I wish I had had access to a mentor within my organisation I think that would have helped tremendously but that was not available in the then – it is now so I would encourage any young women to get a mentor or mentors – almost like a personal board of directors to challenge and support.

What advice would you give to your younger self?

Reach out to others for support – get a mentor!

Amy, Communications officer at Inspiring Scotland details some of the challenges she has had to overcome in her career thus far and some of the positive role models who have inspired her.

What challenges have you faced in your career as a woman? How did you overcome them?

In one role I wasn’t invited out to the work lunch, all the men in the organisation were. It felt like I just wasn’t important enough to be invited out which was hurtful at the time. I soon realised it was just something ‘the men’ did. I also struggled with people not taking me serious early on in my career-as a young women that can often be a struggle we face! I refocused my attention to my job and tried to forge stronger relationships with colleagues who could often be dismissive of me. Although I must stress it should never be about constantly trying to prove yourself but simply allowing your talents to shine through.

I’m so inspired by many different women in both my personal and work life. My gran is such a strong women and has always encouraged me to follow my dreams! She taught me so much but the most important thing was the power of being resilient! Getting knockbacks is part of life but embracing these and learning from them can be incredibly powerful.

 

Michaela, CEO of Peek Project (part of the Inspiring Scotland portfolio of charities) shares her experiences as a CEO and young women.

What challenges have you faced in your career as a woman? How did you overcome them?
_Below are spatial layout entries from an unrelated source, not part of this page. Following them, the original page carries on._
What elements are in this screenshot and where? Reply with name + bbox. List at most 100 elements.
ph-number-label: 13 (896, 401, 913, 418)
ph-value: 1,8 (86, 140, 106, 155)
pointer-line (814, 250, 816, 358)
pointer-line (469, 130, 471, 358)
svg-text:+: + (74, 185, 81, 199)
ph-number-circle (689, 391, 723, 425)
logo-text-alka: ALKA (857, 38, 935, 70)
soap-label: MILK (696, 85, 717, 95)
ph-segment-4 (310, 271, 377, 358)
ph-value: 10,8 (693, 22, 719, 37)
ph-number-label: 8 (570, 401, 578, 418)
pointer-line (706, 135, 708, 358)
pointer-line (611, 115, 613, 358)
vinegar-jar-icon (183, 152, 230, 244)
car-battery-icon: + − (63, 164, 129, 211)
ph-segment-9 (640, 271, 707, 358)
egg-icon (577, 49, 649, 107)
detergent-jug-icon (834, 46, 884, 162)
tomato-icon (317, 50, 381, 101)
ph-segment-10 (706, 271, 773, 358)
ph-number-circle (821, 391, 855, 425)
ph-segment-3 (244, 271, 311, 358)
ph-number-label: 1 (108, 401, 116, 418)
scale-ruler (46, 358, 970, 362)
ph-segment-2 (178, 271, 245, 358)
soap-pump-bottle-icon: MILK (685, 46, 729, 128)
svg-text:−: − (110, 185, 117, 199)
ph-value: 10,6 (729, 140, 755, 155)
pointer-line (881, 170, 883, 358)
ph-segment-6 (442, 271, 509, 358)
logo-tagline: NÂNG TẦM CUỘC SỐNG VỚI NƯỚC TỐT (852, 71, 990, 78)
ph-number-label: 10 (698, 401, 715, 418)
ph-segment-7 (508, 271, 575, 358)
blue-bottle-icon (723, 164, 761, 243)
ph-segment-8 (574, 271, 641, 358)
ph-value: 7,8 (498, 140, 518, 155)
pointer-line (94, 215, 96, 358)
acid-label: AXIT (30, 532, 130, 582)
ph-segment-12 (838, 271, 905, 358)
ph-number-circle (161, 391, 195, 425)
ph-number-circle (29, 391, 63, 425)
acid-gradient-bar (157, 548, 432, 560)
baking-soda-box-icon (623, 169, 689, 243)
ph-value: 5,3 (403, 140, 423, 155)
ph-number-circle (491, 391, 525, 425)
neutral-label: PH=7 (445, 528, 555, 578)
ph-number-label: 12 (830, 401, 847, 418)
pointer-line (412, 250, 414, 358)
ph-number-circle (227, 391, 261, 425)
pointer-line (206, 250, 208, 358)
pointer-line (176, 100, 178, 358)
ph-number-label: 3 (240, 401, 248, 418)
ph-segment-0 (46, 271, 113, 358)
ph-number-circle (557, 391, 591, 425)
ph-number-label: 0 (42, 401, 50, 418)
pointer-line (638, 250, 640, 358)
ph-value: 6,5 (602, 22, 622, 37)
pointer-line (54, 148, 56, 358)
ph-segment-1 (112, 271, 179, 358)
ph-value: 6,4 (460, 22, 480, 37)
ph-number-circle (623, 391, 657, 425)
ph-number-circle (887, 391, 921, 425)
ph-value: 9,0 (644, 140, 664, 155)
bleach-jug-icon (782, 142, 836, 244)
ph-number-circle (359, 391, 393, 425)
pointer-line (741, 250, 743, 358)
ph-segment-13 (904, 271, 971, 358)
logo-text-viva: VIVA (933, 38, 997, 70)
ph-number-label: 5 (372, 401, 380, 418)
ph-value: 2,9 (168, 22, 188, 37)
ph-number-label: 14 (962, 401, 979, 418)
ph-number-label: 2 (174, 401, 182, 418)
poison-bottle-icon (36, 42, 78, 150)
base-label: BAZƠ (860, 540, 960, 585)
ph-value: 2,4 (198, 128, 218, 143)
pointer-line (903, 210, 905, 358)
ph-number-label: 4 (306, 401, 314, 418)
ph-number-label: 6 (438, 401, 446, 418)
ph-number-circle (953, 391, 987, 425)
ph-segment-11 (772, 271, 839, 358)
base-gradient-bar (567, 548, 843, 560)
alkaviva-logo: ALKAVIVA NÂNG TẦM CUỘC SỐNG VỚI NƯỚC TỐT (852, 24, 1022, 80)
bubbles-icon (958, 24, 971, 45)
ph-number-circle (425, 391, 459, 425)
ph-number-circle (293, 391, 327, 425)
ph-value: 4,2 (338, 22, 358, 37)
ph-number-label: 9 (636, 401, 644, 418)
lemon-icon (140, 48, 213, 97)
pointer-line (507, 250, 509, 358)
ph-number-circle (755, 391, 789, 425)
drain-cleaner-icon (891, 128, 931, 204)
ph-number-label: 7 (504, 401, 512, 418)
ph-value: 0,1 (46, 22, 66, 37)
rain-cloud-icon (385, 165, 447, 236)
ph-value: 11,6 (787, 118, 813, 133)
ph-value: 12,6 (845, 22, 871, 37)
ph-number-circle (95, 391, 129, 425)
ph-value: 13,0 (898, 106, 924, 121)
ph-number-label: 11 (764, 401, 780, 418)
I think some people in the past have struggled to take me seriously because of my age and background. I’m a CEO of a medium sized charity who has just turned 30. I’m from a working class background, grew up in a social housing scheme and I didn’t go to university. 9 times out of 10 I’m the youngest in the room and there’s always a comment like ‘you’re too young to know this’ or both older women and men reminding me of their 30yrs+ experience in an attempt to try intimidate me. I used to try over compensate and prove myself to others but I have learned over the years to let your work ethic speak for itself and to focus my energies on the bigger picture.

What advice would you give to your younger self?

Never let anyone make you feel like you and your voice are not important. Always use your moral compass and never compromise your values. You will make mistakes but the learning from them will be the making of you.

 

This year’s theme is #ChooseToChallenge – Individually, we’re all responsible for our own thoughts and actions – all day, every day. We can all choose to challenge and call out gender bias and inequality. We can all choose to seek out and celebrate women’s achievements. Collectively, we can all help create an inclusive world.